The California Exodus Is Real. It Should Be a Wake-Up Call
A new report from the California Policy Lab at UC Berkeley paints a sobering picture of where California's housing affordability crisis is heading and who it's leaving behind.
The study tracked individual households using anonymized credit bureau data from 2016 to 2025, making it one of the most granular looks yet at California's migration patterns. The findings show that Californians who leave the state are moving to significantly more affordable areas and becoming far more likely to own homes. On average, movers relocate to neighborhoods where monthly housing costs are $672 lower, and after seven years, they are 48% more likely to own a home.
Proximity drives relocation popularity, with Nevada claiming the top spot, receiving a net 81 Californians per 10,000 residents annually. Nevada is followed by Idaho, Oregon, and Arizona. Contrary to most headlines, Texas and Florida rank only 11th and 20th, respectively. Most people aren't fleeing to the other side of the country. They're making a pragmatic calculation: go somewhere close enough to maintain ties, but far enough to afford a life.

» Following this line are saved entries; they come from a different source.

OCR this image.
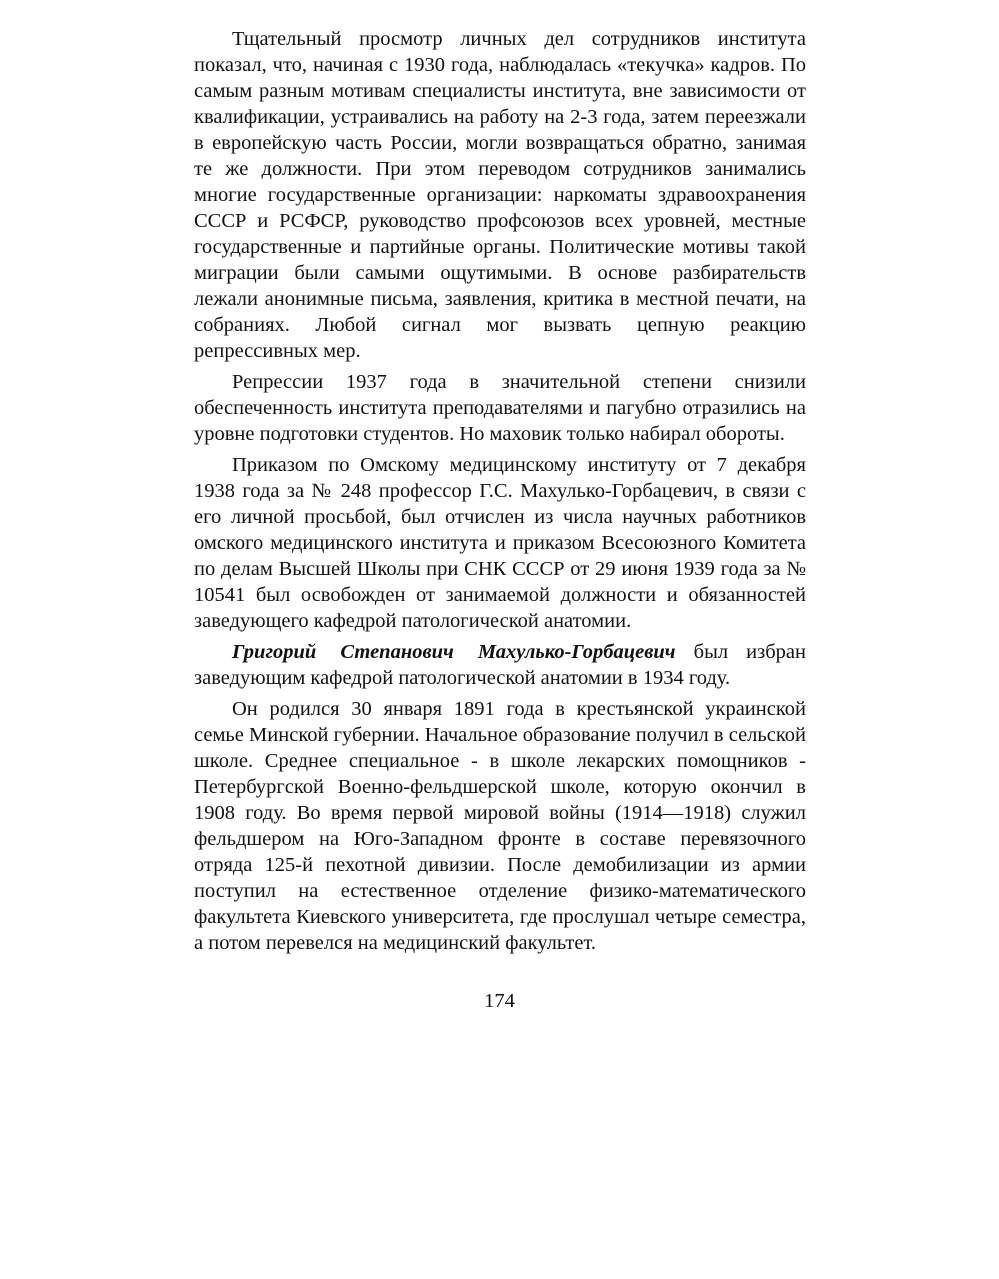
Тщательный просмотр личных дел сотрудников института показал, что, начиная с 1930 года, наблюдалась «текучка» кадров. По самым разным мотивам специалисты института, вне зависимости от квалификации, устраивались на работу на 2-3 года, затем переезжали в европейскую часть России, могли возвращаться обратно, занимая те же должности. При этом переводом сотрудников занимались многие государственные организации: наркоматы здравоохранения СССР и РСФСР, руководство профсоюзов всех уровней, местные государственные и партийные органы. Политические мотивы такой миграции были самыми ощутимыми. В основе разбирательств лежали анонимные письма, заявления, критика в местной печати, на собраниях. Любой сигнал мог вызвать цепную реакцию репрессивных мер.

Репрессии 1937 года в значительной степени снизили обеспеченность института преподавателями и пагубно отразились на уровне подготовки студентов. Но маховик только набирал обороты.

Приказом по Омскому медицинскому институту от 7 декабря 1938 года за № 248 профессор Г.С. Махулько-Горбацевич, в связи с его личной просьбой, был отчислен из числа научных работников омского медицинского института и приказом Всесоюзного Комитета по делам Высшей Школы при СНК СССР от 29 июня 1939 года за № 10541 был освобожден от занимаемой должности и обязанностей заведующего кафедрой патологической анатомии.

Григорий Степанович Махулько-Горбацевич был избран заведующим кафедрой патологической анатомии в 1934 году.

Он родился 30 января 1891 года в крестьянской украинской семье Минской губернии. Начальное образование получил в сельской школе. Среднее специальное - в школе лекарских помощников - Петербургской Военно-фельдшерской школе, которую окончил в 1908 году. Во время первой мировой войны (1914—1918) служил фельдшером на Юго-Западном фронте в составе перевязочного отряда 125-й пехотной дивизии. После демобилизации из армии поступил на естественное отделение физико-математического факультета Киевского университета, где прослушал четыре семестра, а потом перевелся на медицинский факультет.

174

Perhaps most telling is who is leaving. People moving out of California increasingly come from higher-income neighborhoods and appear financially weaker than their neighbors — carrying an average of $5,500 more in student debt and credit scores 17 points lower than those around them. These aren't people who failed to make it in California. They're people who were keeping up…until they couldn't.
I Get It. And It Worries Me.
As a lifelong California resident and father of two, I'll be honest: this data hits differently than an abstract policy report. I love this state. I've raised my family here, built my career here, and genuinely believe the Bay Area offers a quality of life that's hard to match anywhere in the country. But affordability? That's a real and growing problem, and I won't pretend otherwise.
What concerns me most isn't the people who can afford to leave and do so voluntarily. It's the young people who can't afford to stay and can't really afford to go either. The ones who grew up here, went to school here, want to build a life here, but are watching that door close in real time. As of 2024, California had the highest cost of living of any state, nearly 11% above the national average with rental housing running 53% over the national average and utilities 63% over. Those numbers don't leave a lot of room for a 28 year old trying to save a down payment on a teacher's salary or a healthcare worker's wages.
In Silicon Valley specifically, the affordability picture is even more extreme. The median listing price in San Jose currently sits around $1.1 million, which is the highest of any major metro in the country. When I look at the buyers I work with, the vast majority are using stock RSUs from their tech jobs to fund their down payments. That's not a real estate market in the traditional sense. It's a market that has essentially been restructured around a single industry's compensation model. If you're in tech, you have a path. If you're not, the math is brutally difficult and in many cases, simply doesn't work.
What This Means for the Market
None of this means Silicon Valley real estate is going to collapse. The demand drivers here like a world-class job market, top schools, and unmatched quality of life are structural and durable. But the long-term health of any community depends on more than just its top earners being able to participate in it. Teachers, nurses, firefighters, service workers, young professionals in their first jobs are the people who make a place function, and a market that prices all of them out isn't sustainable indefinitely.
The California Policy Lab's findings are a data-driven confirmation of something a lot of us have felt for years: the state is becoming increasingly bifurcated between those who got in early or earn enough to stay, and those who are being quietly pushed out. Nevada, Arizona, and Idaho are the beneficiaries of that dynamic. California, and Silicon Valley in particular, is the one bearing the long-term cost.
I don't have a simple answer for this. But I do think acknowledging it honestly, rather than pretending the market is working for everyone, matters. I hope for my kids sake, that things get better soon.